Non-Primate Monocytes - CD14, CD16 - Ziegler-Heitbrock

Impaired CAMK4 Activity Limits Atherosclerosis and Reprograms Myelopoiesis.

Abstract

BACKGROUND: Chronic inflammation is a major driver of atherosclerotic cardiovascular disease, and therapeutics that target inflammation reduce cardiac events beyond levels seen with strategies targeting cholesterol alone. RNA sequencing revealed increased expression of CaMK4 (calcium/calmodulin-dependent protein kinase IV) in advanced/unstable human carotid artery plaque. We validated this finding in mouse and human atherosclerotic lesions, demonstrating increased CaMK4 in plaque macrophages. Therefore, we hypothesized that CaMK4 would promote inflammation and impair resolution in atherosclerosis. METHODS: We obtained mice in which exon 3 within the kinase domain of CaMK4 is deleted, leading to degradation and deletion of the gene (Camk4-/-). Control and Camk4-/- mice were injected with a gain-of-function AAV (adeno-associated virus) 8-PCSK9 (proprotein convertase subtilisin/kexin type 9) virus, rendering them hypercholesterolemic, and fed a high-fat/high-cholesterol diet for 12 weeks.
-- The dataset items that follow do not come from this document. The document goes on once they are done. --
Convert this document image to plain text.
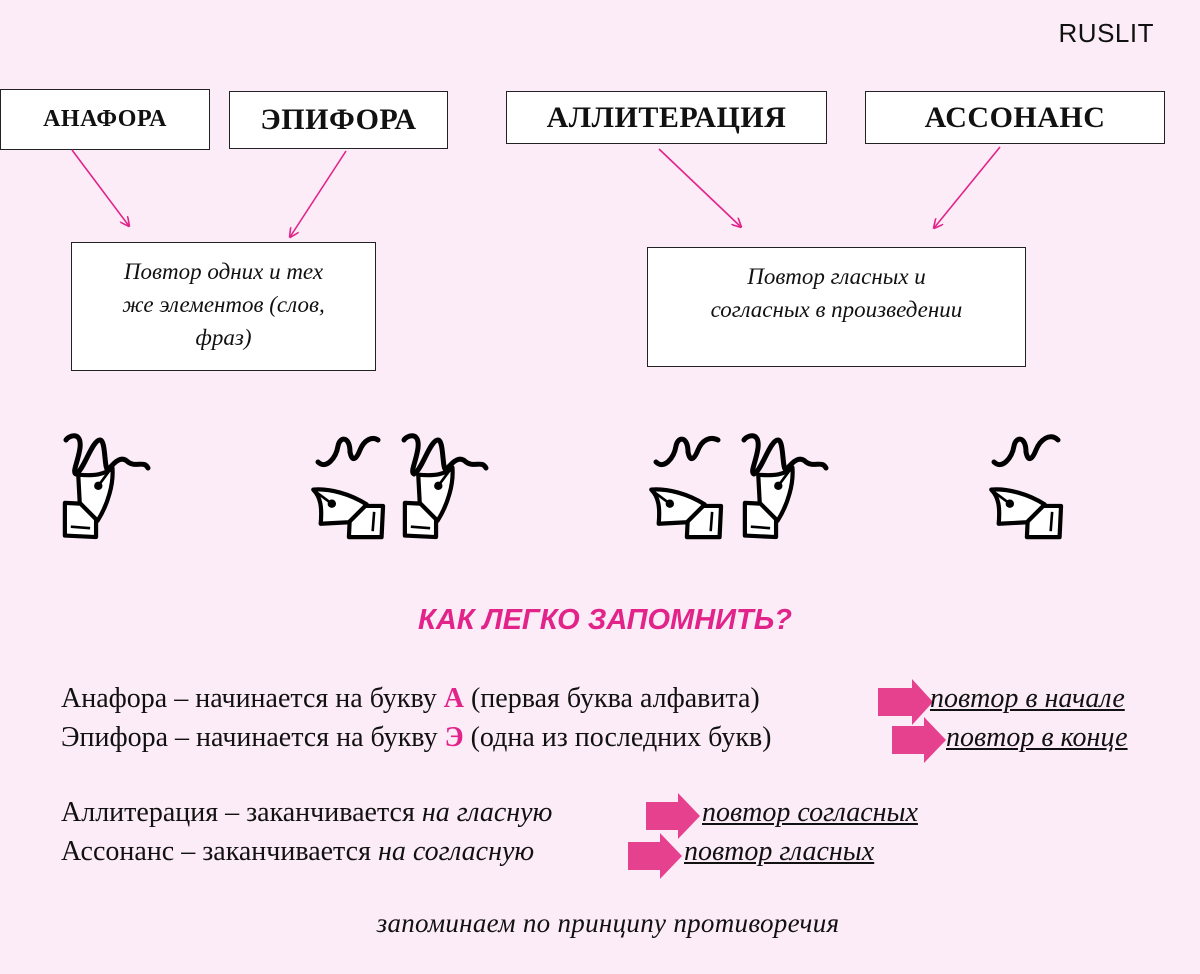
RUSLIT
АНАФОРА	ЭПИФОРА	АЛЛИТЕРАЦИЯ	АССОНАНС
Повтор одних и тех
же элементов (слов,
фраз)
Повтор гласных и
согласных в произведении
КАК ЛЕГКО ЗАПОМНИТЬ?
Анафора – начинается на букву А (первая буква алфавита)	повтор в начале
Эпифора – начинается на букву Э (одна из последних букв)	повтор в конце
Аллитерация – заканчивается на гласную	повтор согласных
Ассонанс – заканчивается на согласную	повтор гласных
запоминаем по принципу противоречия
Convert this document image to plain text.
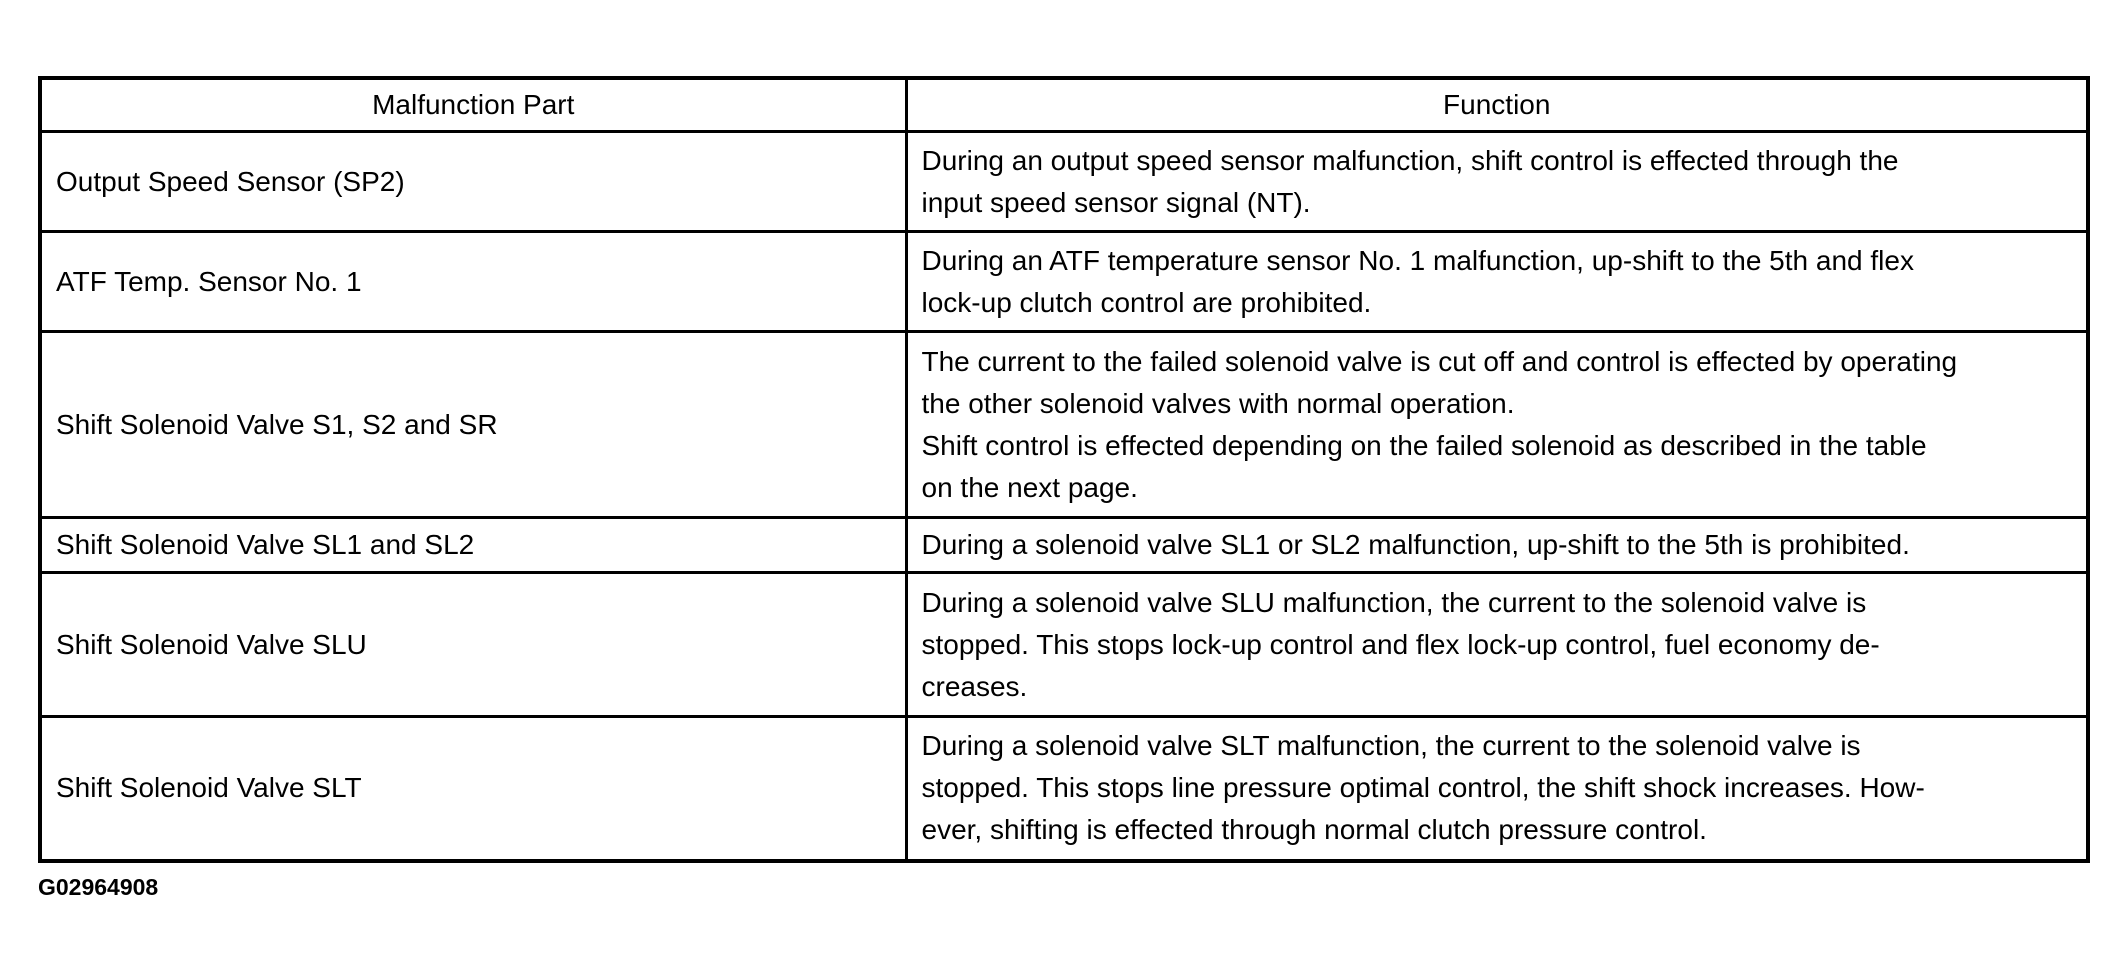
Malfunction Part	Function
Output Speed Sensor (SP2)	During an output speed sensor malfunction, shift control is effected through the
input speed sensor signal (NT).

ATF Temp. Sensor No. 1	During an ATF temperature sensor No. 1 malfunction, up-shift to the 5th and flex
lock-up clutch control are prohibited.

Shift Solenoid Valve S1, S2 and SR	The current to the failed solenoid valve is cut off and control is effected by operating
the other solenoid valves with normal operation.
Shift control is effected depending on the failed solenoid as described in the table
on the next page.

Shift Solenoid Valve SL1 and SL2	During a solenoid valve SL1 or SL2 malfunction, up-shift to the 5th is prohibited.

Shift Solenoid Valve SLU	During a solenoid valve SLU malfunction, the current to the solenoid valve is
stopped. This stops lock-up control and flex lock-up control, fuel economy de-
creases.

Shift Solenoid Valve SLT	During a solenoid valve SLT malfunction, the current to the solenoid valve is
stopped. This stops line pressure optimal control, the shift shock increases. How-
ever, shifting is effected through normal clutch pressure control.
G02964908
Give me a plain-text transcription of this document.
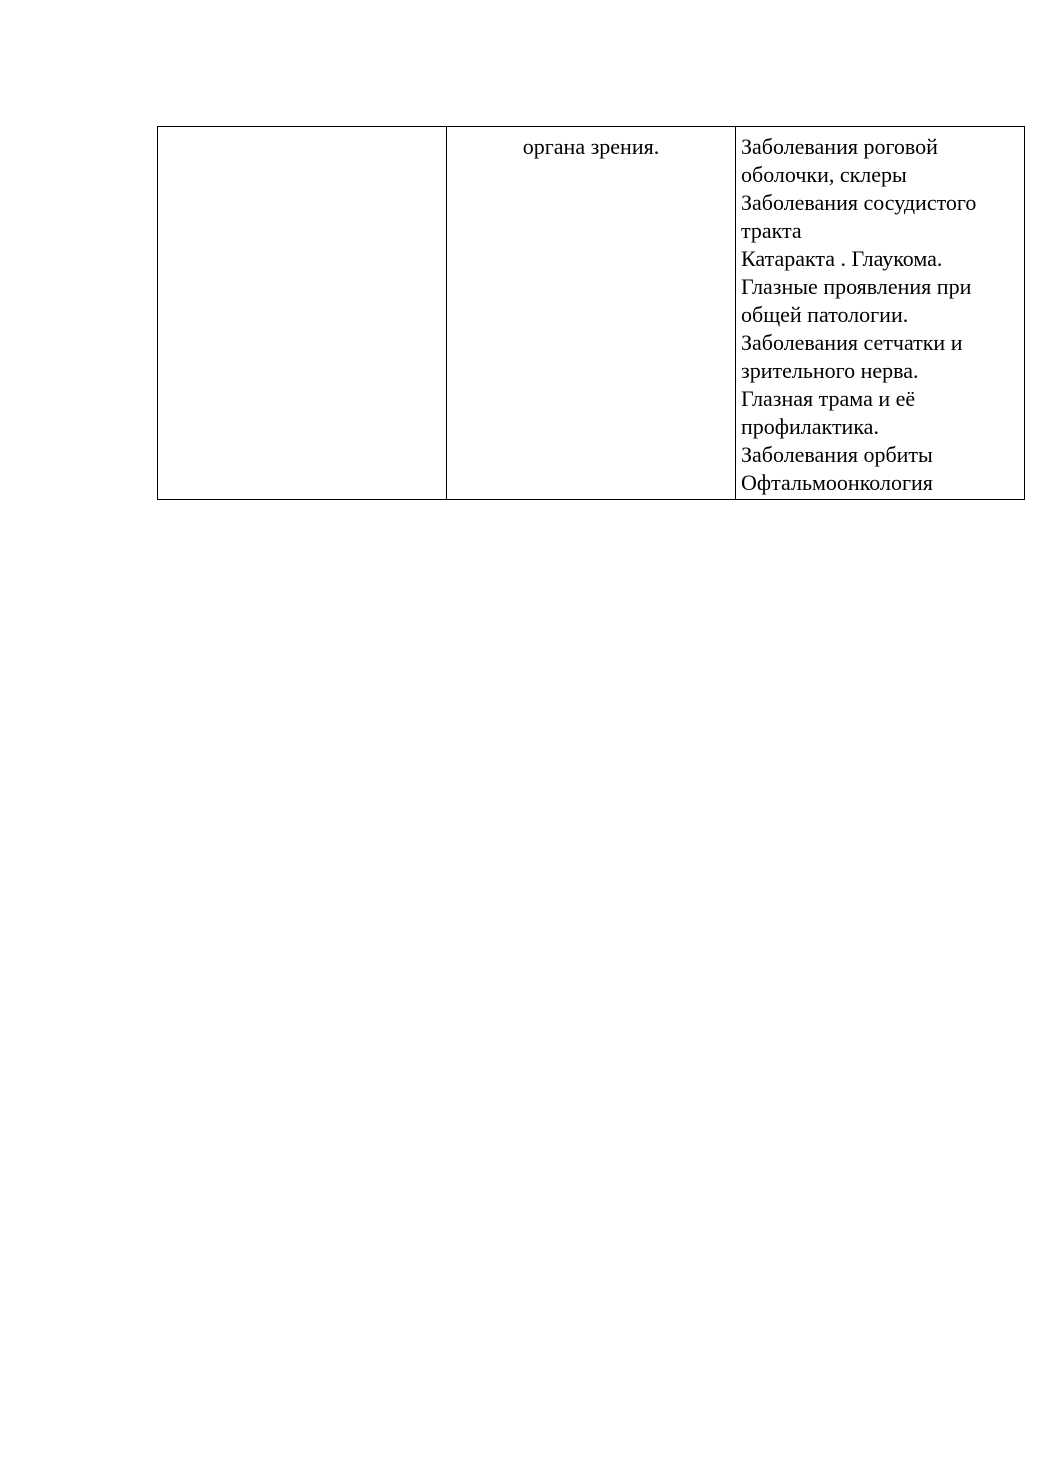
	органа зрения.	Заболевания роговой оболочки, склеры
Заболевания сосудистого тракта
Катаракта . Глаукома.
Глазные проявления при общей патологии.
Заболевания сетчатки и зрительного нерва.
Глазная трама и её профилактика.
Заболевания орбиты
Офтальмоонкология
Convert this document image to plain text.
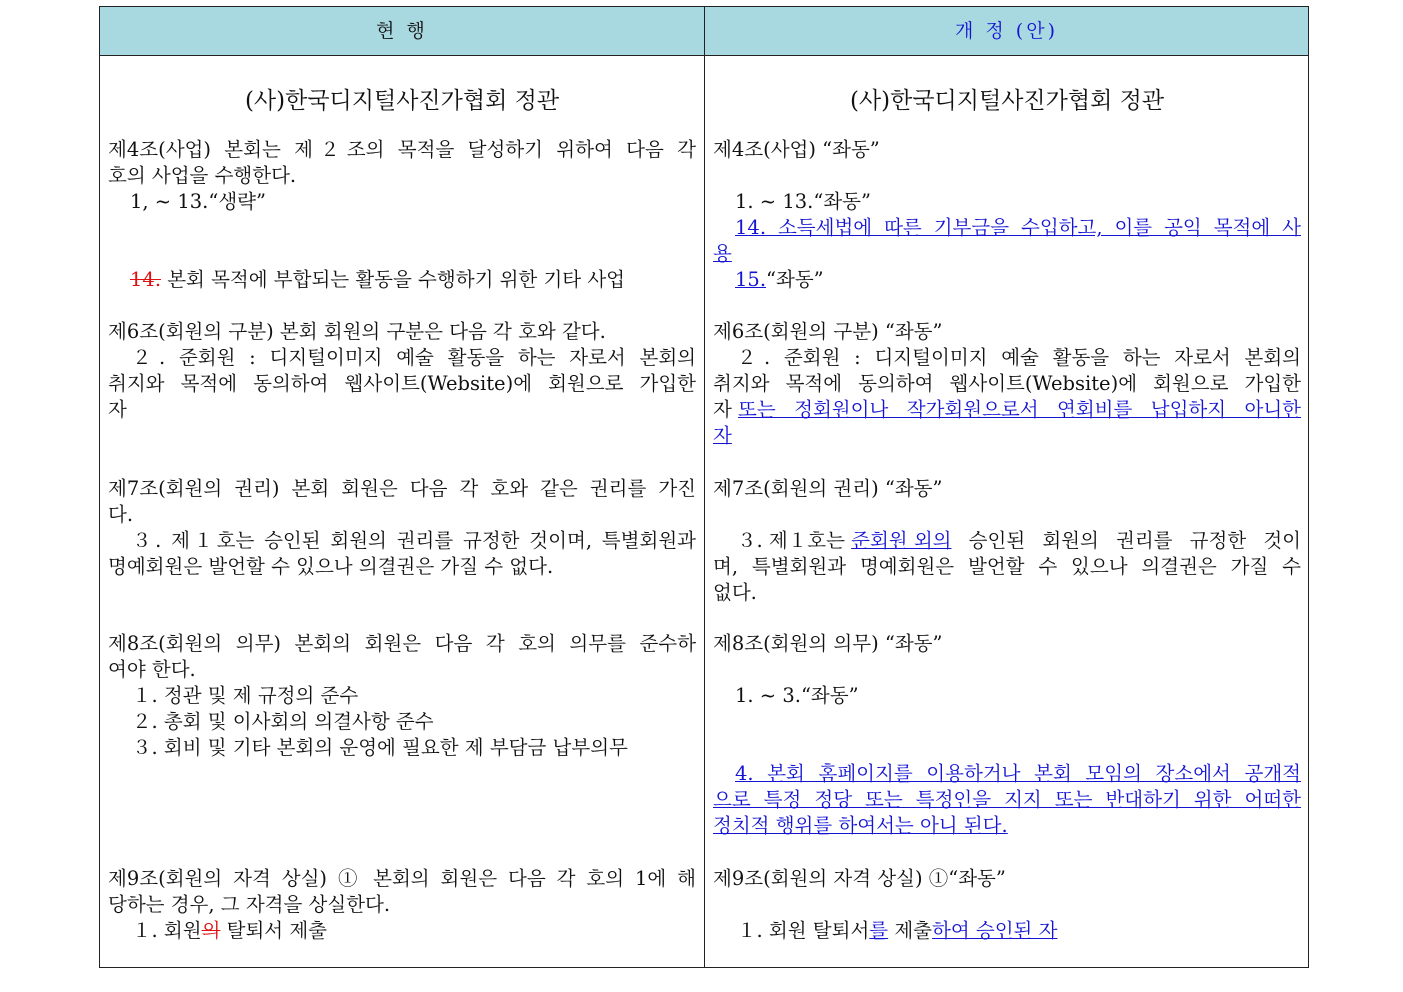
현 행	개 정 (안)
(사)한국디지털사진가협회 정관
제4조(사업) 본회는 제２조의 목적을 달성하기 위하여 다음 각
호의 사업을 수행한다.
1, ~ 13.“생략”
14. 본회 목적에 부합되는 활동을 수행하기 위한 기타 사업
제6조(회원의 구분) 본회 회원의 구분은 다음 각 호와 같다.
２. 준회원 : 디지털이미지 예술 활동을 하는 자로서 본회의
취지와 목적에 동의하여 웹사이트(Website)에 회원으로 가입한
자
제7조(회원의 권리) 본회 회원은 다음 각 호와 같은 권리를 가진
다.
３. 제１호는 승인된 회원의 권리를 규정한 것이며, 특별회원과
명예회원은 발언할 수 있으나 의결권은 가질 수 없다.
제8조(회원의 의무) 본회의 회원은 다음 각 호의 의무를 준수하
여야 한다.
１. 정관 및 제 규정의 준수
２. 총회 및 이사회의 의결사항 준수
３. 회비 및 기타 본회의 운영에 필요한 제 부담금 납부의무
제9조(회원의 자격 상실) ① 본회의 회원은 다음 각 호의 1에 해
당하는 경우, 그 자격을 상실한다.
１. 회원의 탈퇴서 제출
(사)한국디지털사진가협회 정관
제4조(사업) “좌동”
1. ~ 13.“좌동”
14. 소득세법에 따른 기부금을 수입하고, 이를 공익 목적에 사
용
15.“좌동”
제6조(회원의 구분) “좌동”
２. 준회원 : 디지털이미지 예술 활동을 하는 자로서 본회의
취지와 목적에 동의하여 웹사이트(Website)에 회원으로 가입한
자 또는 정회원이나 작가회원으로서 연회비를 납입하지 아니한
자
제7조(회원의 권리) “좌동”
３. 제１호는 준회원 외의 승인된 회원의 권리를 규정한 것이
며, 특별회원과 명예회원은 발언할 수 있으나 의결권은 가질 수
없다.
제8조(회원의 의무) “좌동”
1. ~ 3.“좌동”
4. 본회 홈페이지를 이용하거나 본회 모임의 장소에서 공개적
으로 특정 정당 또는 특정인을 지지 또는 반대하기 위한 어떠한
정치적 행위를 하여서는 아니 된다.
제9조(회원의 자격 상실) ①“좌동”
１. 회원 탈퇴서를 제출하여 승인된 자
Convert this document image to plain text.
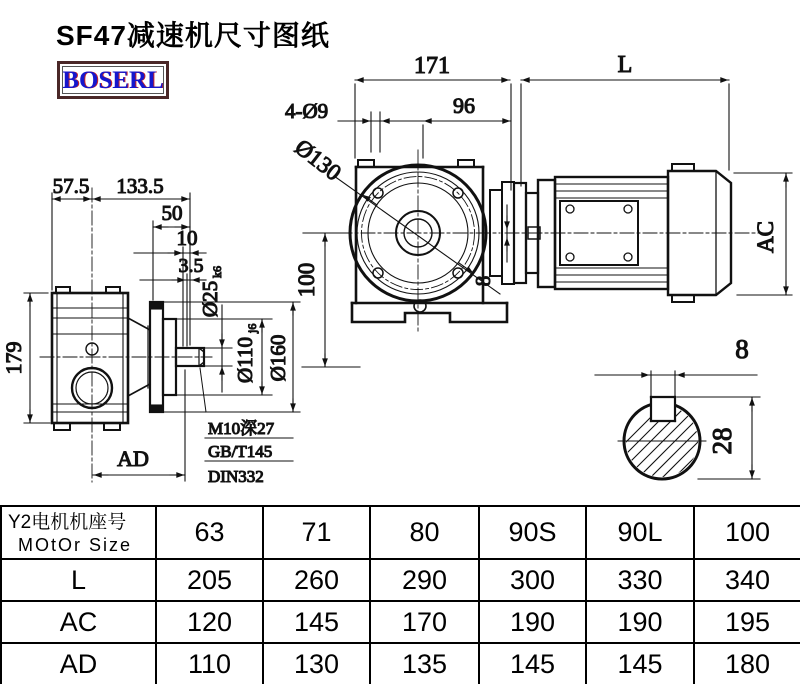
SF47减速机尺寸图纸
BOSERL
57.5 133.5
50
10
3.5
Ø25
k6
Ø110
j6
Ø160
179
AD
M10深27
GB/T145
DIN332
171	L
4-Ø9	96
Ø130
100	8
AC
8
28
Y2电机机座号
MOtOr Size	63	71	80	90S	90L	100
L	205	260	290	300	330	340
AC	120	145	170	190	190	195
AD	110	130	135	145	145	180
RESULTS: Hypercholesterolemic Camk4-/- mice developed smaller and more stable lesions compared with control mice. Surprisingly, Camk4-/- mice had a peripheral monocytosis with skewing of monocyte populations toward the nonclassical Ly6clow subset, suggesting a less inflammatory monocyte population. Silencing or inhibition of CaMK4 in human monocytes recapitulated this phenotype. In response to hypercholesterolemia, which promotes myelopoiesis, Camk4-/- mice had markedly more myeloid progenitors. Camk4-/- monocytes expressed higher levels of genes associated with myeloid differentiation and recruitment of ATF6 (activating transcription factor 6) to conserved binding sites. In addition, Camk4-/- monocytes expressed higher levels of Nr4a1, which promotes conversion of Ly6chigh to Ly6clow monocytes. Camk4-/- monocytes failed to efficiently traffic in vitro and in vivo. Bone marrow-derived macrophages generated from Camk4-/- marrow had a more proreparative phenotype than control macrophages, consistent with our in vivo observations in the plaque. CONCLUSIONS: These findings suggest that CaMK4 is an important regulator of the myelopoietic response to hypercholesterolemia through ATF6-mediated transcriptional regulation and that loss of functional CaMK4 promotes a proreparative phenotype in myeloid cells. Therefore, targeting CaMK4 may offer a unique way to target the progression of atherosclerosis.